Twenty years ago my wife spent many hours at the National Archives in Washington, D.C., pouring over census reports. She hung out in libraries, researching records compiled and published by the Church of the Latter Day Saints. And from time to time she made a discovery that pushed our knowledge of our ancestry back another generation.
But times have changed. With the advent of the Internet, a world-wide community of genealogy researchers has formedand along with it, a new spirit of cooperation and mutual help. It was the spirit of cooperation that took us to Front Royal’s Prospect Hill Cemetery to photograph tombs of people we don’t know who lived and died more than a century ago.
Ancestry.com produces an unspoken cooperation, and it has proven quite useful from time to time. But recently my wife came across a new genealogy collaboration site called Find a Grave. Among other things, this site allows you to request help in locating a grave. Researchers are able to post what they know about the burial location of a relative and then people who live in that area, if they are so inclined, may go to the cemetery and try to find the actual grave site. They can then post any new information that has been discovered, descriptions of the site in question, photographs, and even tomb stone rubbing facsimiles. It’s a great service and could be quite helpful for researching relatives from long ago who lived in a location a little too far away for a quick jaunt on a Saturday afternoon.

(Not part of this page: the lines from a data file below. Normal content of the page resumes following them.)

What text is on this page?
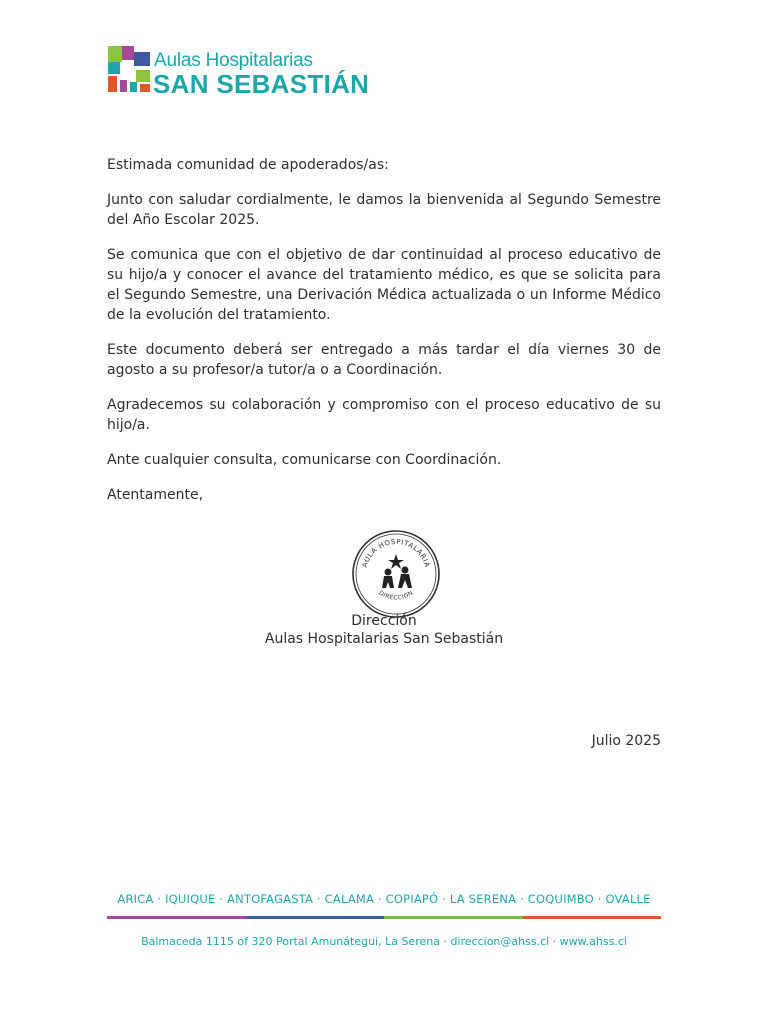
Aulas Hospitalarias
SAN SEBASTIÁN

Estimada comunidad de apoderados/as:

Junto con saludar cordialmente, le damos la bienvenida al Segundo Semestre del Año Escolar 2025.

Se comunica que con el objetivo de dar continuidad al proceso educativo de su hijo/a y conocer el avance del tratamiento médico, es que se solicita para el Segundo Semestre, una Derivación Médica actualizada o un Informe Médico de la evolución del tratamiento.

Este documento deberá ser entregado a más tardar el día viernes 30 de agosto a su profesor/a tutor/a o a Coordinación.

Agradecemos su colaboración y compromiso con el proceso educativo de su hijo/a.

Ante cualquier consulta, comunicarse con Coordinación.

Atentamente,

AULA HOSPITALARIA
DIRECCION
Dirección
Aulas Hospitalarias San Sebastián
Julio 2025
ARICA · IQUIQUE · ANTOFAGASTA · CALAMA · COPIAPÓ · LA SERENA · COQUIMBO · OVALLE
Balmaceda 1115 of 320 Portal Amunátegui, La Serena · direccion@ahss.cl · www.ahss.cl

So yesterday we headed up to Front Royal’s Prospect Hill Cemetery to take photographs of grave stones that had been requested through Find a Grave. With the help of one of the cemetery workers, we were able to locate the general area of quite a few different graves and then we headed out, map in hand, to try to locate the actual individual graves markers.
We managed to locate only a few of them. We took a photo of one stone that had the correct name and the correct death date, but the date of birth was off by 11 years from what had been requested. We’re quite sure that this was the correct grave marker, but that at some stage in the process some incorrect information had been recorded. The photograph of this grave stone, with its different birth date, may prove to be of great value to the researcher who may be having trouble finding more information due to the discrepancy.
I really love being a photographer. And I love being able to help people out in this unique and interesting way.
Remember that time we were in Savannah and went to a Civil war cemetary---and it was covered with cockroaches? These pictures are lovely, though, and I think history can be found here.